Our extensive tagging operations have also continued this year in collaboration with our partners. We undertook three operations to fit tracking devices to untagged wild rhinos over the last few months. As poaching increases, it is vital that we are able to accurately keep track of the rhinos, and the transmitter devices fitted during these operations allows us to monitor the rhinos effectively. Further to fitting the trackers, while the animal is immobilized we also take body measurements and samples for research purposes and clip their ears into unique identification patterns.

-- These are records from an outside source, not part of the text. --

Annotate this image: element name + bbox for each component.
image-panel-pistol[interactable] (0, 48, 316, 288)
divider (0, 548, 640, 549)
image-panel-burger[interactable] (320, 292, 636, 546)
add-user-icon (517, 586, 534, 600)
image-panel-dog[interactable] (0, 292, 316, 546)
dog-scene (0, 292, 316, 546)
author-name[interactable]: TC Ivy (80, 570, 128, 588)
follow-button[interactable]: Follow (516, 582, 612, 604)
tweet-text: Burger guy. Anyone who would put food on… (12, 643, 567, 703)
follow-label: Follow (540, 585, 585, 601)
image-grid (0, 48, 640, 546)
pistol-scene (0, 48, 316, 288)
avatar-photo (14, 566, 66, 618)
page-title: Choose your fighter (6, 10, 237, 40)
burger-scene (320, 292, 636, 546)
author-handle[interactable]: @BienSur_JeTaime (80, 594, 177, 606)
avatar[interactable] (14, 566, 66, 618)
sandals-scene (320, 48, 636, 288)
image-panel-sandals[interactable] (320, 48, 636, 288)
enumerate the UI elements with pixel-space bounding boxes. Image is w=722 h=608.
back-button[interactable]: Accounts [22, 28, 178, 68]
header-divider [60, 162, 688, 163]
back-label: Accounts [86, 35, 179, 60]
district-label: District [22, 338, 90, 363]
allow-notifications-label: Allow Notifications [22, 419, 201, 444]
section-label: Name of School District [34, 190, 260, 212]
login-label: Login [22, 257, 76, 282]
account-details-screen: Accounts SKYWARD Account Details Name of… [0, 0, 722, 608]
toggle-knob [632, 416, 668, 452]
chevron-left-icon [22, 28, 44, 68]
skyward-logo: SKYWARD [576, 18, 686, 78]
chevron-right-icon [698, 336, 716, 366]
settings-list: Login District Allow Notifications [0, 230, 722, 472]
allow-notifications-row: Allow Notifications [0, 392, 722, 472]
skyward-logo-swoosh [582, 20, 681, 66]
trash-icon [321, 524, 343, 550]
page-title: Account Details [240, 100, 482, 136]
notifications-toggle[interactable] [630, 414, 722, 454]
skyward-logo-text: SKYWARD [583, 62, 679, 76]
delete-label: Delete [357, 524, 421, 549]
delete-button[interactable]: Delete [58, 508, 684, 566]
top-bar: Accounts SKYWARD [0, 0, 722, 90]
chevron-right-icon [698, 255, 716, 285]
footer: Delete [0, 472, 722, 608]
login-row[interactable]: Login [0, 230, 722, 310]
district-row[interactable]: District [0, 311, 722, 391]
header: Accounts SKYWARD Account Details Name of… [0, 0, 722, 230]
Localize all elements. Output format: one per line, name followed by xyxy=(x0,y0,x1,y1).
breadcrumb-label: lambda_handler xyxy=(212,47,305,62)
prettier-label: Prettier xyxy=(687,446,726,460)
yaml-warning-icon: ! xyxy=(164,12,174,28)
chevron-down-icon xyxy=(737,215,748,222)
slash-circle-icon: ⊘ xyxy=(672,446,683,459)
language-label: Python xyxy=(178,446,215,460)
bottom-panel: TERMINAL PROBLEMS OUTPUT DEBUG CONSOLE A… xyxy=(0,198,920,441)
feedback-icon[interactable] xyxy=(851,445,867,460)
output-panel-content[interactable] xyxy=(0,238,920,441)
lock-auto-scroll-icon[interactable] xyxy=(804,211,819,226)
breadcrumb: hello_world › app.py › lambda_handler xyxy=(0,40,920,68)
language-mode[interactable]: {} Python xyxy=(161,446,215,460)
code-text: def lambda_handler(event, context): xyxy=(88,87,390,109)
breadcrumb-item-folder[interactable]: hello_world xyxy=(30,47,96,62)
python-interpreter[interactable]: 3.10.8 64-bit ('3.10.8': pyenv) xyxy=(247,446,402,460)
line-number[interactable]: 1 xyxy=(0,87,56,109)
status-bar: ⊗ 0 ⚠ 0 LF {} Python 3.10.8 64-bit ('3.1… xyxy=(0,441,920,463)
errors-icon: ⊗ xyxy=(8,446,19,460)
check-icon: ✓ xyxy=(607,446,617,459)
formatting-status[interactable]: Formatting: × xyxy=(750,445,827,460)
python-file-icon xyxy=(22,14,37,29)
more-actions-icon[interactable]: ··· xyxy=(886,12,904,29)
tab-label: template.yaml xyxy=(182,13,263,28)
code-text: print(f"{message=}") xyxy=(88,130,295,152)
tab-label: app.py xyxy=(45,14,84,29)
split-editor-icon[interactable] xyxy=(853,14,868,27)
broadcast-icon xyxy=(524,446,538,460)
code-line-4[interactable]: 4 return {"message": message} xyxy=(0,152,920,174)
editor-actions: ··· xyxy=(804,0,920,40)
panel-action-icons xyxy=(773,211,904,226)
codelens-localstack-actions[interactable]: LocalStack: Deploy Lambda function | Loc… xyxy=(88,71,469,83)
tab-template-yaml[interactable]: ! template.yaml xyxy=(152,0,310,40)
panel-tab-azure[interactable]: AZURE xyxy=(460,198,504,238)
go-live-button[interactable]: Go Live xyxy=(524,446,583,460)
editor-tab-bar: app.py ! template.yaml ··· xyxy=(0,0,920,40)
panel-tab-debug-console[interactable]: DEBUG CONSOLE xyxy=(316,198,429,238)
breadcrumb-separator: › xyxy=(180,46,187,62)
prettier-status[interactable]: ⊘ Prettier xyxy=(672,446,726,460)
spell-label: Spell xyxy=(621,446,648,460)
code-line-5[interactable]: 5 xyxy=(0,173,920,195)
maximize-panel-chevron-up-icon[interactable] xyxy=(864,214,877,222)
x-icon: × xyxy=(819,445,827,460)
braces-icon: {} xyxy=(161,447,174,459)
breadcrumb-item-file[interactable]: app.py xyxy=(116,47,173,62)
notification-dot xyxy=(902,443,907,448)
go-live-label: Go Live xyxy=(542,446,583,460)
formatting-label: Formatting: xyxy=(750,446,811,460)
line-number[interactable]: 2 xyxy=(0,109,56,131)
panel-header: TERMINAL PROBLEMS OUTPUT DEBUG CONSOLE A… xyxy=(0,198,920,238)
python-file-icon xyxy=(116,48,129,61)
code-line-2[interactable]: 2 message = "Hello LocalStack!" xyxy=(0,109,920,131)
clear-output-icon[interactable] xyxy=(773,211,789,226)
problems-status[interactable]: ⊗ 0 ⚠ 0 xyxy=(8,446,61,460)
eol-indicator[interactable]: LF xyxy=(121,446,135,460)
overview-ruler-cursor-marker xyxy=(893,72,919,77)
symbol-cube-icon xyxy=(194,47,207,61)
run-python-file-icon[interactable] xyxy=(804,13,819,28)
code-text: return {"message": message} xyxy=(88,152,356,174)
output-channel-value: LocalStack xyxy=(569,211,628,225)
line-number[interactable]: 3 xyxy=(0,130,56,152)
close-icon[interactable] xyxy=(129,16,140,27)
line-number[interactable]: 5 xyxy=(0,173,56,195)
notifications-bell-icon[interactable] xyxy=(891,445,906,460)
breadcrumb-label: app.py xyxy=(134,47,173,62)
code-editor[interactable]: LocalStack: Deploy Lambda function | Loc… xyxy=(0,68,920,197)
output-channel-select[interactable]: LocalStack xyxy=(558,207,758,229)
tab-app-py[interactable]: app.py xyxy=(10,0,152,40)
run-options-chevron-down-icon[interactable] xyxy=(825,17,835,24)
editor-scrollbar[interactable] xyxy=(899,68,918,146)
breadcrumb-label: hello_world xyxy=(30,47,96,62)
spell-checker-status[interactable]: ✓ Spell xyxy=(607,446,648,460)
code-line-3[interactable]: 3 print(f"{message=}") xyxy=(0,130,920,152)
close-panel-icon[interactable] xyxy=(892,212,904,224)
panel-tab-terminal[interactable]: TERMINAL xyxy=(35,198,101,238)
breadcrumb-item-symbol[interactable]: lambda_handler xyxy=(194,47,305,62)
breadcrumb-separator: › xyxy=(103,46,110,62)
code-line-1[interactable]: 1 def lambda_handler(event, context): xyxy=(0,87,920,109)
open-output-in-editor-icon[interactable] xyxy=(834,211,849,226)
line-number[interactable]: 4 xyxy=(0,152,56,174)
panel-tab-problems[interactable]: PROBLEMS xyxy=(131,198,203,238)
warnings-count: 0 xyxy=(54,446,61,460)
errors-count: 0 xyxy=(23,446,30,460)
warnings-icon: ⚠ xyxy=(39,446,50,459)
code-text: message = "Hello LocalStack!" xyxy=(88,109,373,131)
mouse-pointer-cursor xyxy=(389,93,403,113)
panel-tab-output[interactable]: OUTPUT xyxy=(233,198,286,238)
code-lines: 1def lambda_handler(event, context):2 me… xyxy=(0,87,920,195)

We believe that people living near rhinos need to understand the value that wildlife can bring to their communities and should be involved in conservation. We also acknowledge that low income is a significant threat to rhino safety when criminal organizations infiltrate local communities with poaching opportunities. We are therefore working to stimulate sustainable income opportunities by working closely with three communities in the Okavango Delta to assist them to improve their incomes.  Our Women for Rhinos group have been busy creating their beautiful crafts that we assist them to create and market. These include foldable shopping bags in bright fabric, beaded food covers and basketware. A number of orders have been placed as a result of social media posts showcasing their work and the women crafters have recently fulfilled an order for 100 bags which are headed for Scotland. Our community work extends beyond the Women for Rhinos group to extensive work to improve early childhood education and nutrition, community food gardens and our environmental education work with local primary and high schools.


Are you are looking for the perfect gift for someone who has everything, a gift that shows just how much you care about wildlife and the planet? Consider gifting a rhino adoption this festive season.  For just £50 (or US$60) for the year, you can adopt the black rhino Tsholofelo for your loved one and support our vital rhino conservation work. As part of the adoption they will receive a personalized thank you and Rhino Conservation Botswana adoption certificate.


We would like to thank each one of you for your support over the year and wish you a safe and peaceful festive season. We look forward to 2020 with hope for the rhinos and for the planet.

“Never doubt that a small group of thoughtful committed citizens can change the world. Indeed it is the only thing that ever has.” Margaret Mead

As a charity, our efforts are only as strong as the support we receive, and we are grateful for your support.